Teenage mental health and social-media-age bullying inevitably hover over the film… but de Givry is more interested in the adolescent impulse to build an alternate world and retreat inside it.
Goodbye Cruel World 2026
Adieu monde cruel
After skipping school and setting his pet rodent free in the woods outside his town of Lisieux, Normandy, Otto jumps from a high bridge into the river below. The backpack that was presumably meant to help him drown is quickly separated from him, and instead of continuing with his death wish, the poor, drenched lad gets back up at the rocky shore, contemplating his next move.

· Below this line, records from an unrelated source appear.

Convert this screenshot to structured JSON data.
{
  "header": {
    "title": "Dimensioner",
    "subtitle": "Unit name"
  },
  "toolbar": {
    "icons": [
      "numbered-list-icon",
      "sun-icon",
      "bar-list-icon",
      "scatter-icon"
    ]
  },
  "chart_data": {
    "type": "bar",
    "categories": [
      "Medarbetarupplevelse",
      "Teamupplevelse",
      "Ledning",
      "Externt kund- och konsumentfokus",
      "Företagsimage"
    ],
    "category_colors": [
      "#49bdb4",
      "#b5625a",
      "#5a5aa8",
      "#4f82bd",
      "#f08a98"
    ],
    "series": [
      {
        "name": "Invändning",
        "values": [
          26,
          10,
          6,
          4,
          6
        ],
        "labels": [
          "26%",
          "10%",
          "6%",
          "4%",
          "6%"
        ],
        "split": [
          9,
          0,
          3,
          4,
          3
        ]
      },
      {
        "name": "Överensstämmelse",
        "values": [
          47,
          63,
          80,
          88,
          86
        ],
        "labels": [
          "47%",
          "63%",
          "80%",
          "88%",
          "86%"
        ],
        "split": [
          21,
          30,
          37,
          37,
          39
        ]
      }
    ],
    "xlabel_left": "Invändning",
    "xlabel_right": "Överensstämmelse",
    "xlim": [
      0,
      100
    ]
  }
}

While walking her dog, Lena spots Otto on one of his nightly bin raids for food, tracking him to the abandoned house with barely working facilities. This friendship between two lonely youngsters gradually blossoms into a romance; their plan to hide out inevitably turns into one in which they both escape across the country, never revealing the truth behind Otto’s disappearance.

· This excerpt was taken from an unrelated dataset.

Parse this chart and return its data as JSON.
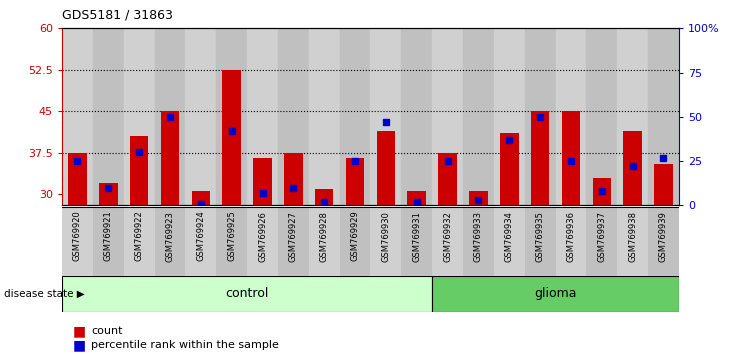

Goodbye Cruel World is a remarkably assured debut feature overall, ending on an especially beautiful note both visually and aurally — composer Arnaud Toulo’s melodies are a consistent highlight of the film’s texture. Director Felix de Givry shows great promise as a maker of intimate, humanist works, where troubled souls are swept along by the currents of time as they try to make sense of themselves and their world.